Jim Smart
February 21, 2003

Most Mustang enthusiasts around Southern California's San Fernando Valley know Arnold Marks of Mustangs Etc. in Van Nuys. Arnold got into the classic Mustang parts and service business long before any of the big names we're familiar with opened their mail-order operations. Call it a passion-gone-obsession. Mustangs Etc. has been a smashing success story for nearly 30 years in an area that has accounted for at least 20 percent of new Mustang sales since 1964.

Because Arnold's business is also his passion, you might expect an interesting personal assortment of classic Mustangs. His collection is significant, including a couple of Boss Mustangs and a '66 GT convertible that once belonged to the late Frank Sinatra. The Sinatra Pony is a fascinating story all by itself because each member of the legendary Rat Pack received a '66 GT convertible from the studio they contracted with. Sinatra's Dark Ivy Green Metallic GT convertible is one of them. At press time, it was undergoing a full-scale restoration in Arnold's shop.

Arnold also has quite an inventory of classic Mustangs for sale. When you walk the corridors of his warehouses along Bessemer Street in Van Nuys, you see a stunning variety of rust-free, California-desert Mustang body parts spanning '65 to '73. We're talking hundreds of doors, fenders, hoods, decklids, front-end assemblies, body quarters, and more.

Arnold's personal collection includes this Rangoon Red 19641/2 convertible sporting the original matching-numbers 289 V-8. It is a five-bolt Hi-Po block married to a Top Loader four-speed. When Arnold is roaring down the freeway at 70 mph, the Hi-Po tachs 4,000 rpm, which indicates factory 4.11:1 gears inside a 9-inch case. When this Mustang was ordered, someone had acceleration in mind, or they ticked the incorrect axle ratio on the way to their optometrist. Whatever, they understood the significance of having solid-lifter, high-revving power under the hood.

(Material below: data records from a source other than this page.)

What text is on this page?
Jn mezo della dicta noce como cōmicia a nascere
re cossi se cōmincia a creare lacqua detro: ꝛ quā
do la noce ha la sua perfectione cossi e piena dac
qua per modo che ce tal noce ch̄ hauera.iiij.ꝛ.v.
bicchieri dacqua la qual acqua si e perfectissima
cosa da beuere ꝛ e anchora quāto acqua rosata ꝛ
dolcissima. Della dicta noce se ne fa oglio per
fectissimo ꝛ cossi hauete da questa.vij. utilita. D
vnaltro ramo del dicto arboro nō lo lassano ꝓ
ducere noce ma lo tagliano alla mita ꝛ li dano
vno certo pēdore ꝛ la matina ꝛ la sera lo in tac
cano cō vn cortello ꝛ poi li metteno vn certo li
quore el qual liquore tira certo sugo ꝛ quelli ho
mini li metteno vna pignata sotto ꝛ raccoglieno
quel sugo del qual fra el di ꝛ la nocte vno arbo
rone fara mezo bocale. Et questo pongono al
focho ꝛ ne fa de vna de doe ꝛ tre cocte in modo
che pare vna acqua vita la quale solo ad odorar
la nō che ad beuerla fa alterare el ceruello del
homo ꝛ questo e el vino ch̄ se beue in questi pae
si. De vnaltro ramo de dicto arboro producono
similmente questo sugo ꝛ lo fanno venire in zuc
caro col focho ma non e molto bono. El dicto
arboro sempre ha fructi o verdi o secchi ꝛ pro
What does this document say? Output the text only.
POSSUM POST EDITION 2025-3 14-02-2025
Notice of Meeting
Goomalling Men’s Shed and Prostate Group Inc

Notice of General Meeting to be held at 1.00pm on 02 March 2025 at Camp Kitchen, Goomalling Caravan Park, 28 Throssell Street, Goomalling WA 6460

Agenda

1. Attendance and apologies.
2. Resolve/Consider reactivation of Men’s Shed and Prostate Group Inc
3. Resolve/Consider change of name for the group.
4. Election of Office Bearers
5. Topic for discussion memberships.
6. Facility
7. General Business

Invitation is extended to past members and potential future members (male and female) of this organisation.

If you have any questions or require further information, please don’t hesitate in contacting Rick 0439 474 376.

The Hi-Po produces a factory-rated 271 hp at 6,000 rpm. It does this with an aggressive mechanical flat-tappet camshaft, stiffer valvesprings, a fully mechanical dual-point distributor, and an Autolite 4100 carburetor. It's a simple package bent on making power.

On the surface, this Mustang is a stone stocker except for the whitewall radial tires. But never judge a book by its cover. When it roars up a canyon road at wide-open throttle, it doesn't sound like the stereotypical Hi-Po. There's a familiar whine we associate more with late-model, Fox-body 5.0 Mustangs. This is the music and huff of Paxton's new NOVI supercharger for carbureted small-block Fords.

Arnold, who is a Paxton dealer, opted for Paxton's NOVI supercharger because it offers quick and affordable bolt-on performance for small-block Fords with carbureted induction systems. The NOVI blower gives Arnold's Hi-Po a crisp, instantaneous snap when the throttle is opened. Because the engine is built with 10.0:1 compression, Arnold must watch the boost closely. Recommended compression ratios for this blower are around 8.0:1 to 9.0:1 for optimum performance.

When you raise the hood, the Paxton NOVI supercharger looks sharp. So does the huge, polished cast-aluminum plenum that houses the factory Autolite 4100 carburetor. This is a blow-through application that force-feeds the carburetor with pressurized air for snappy performance. And that's just the way Arnold likes it.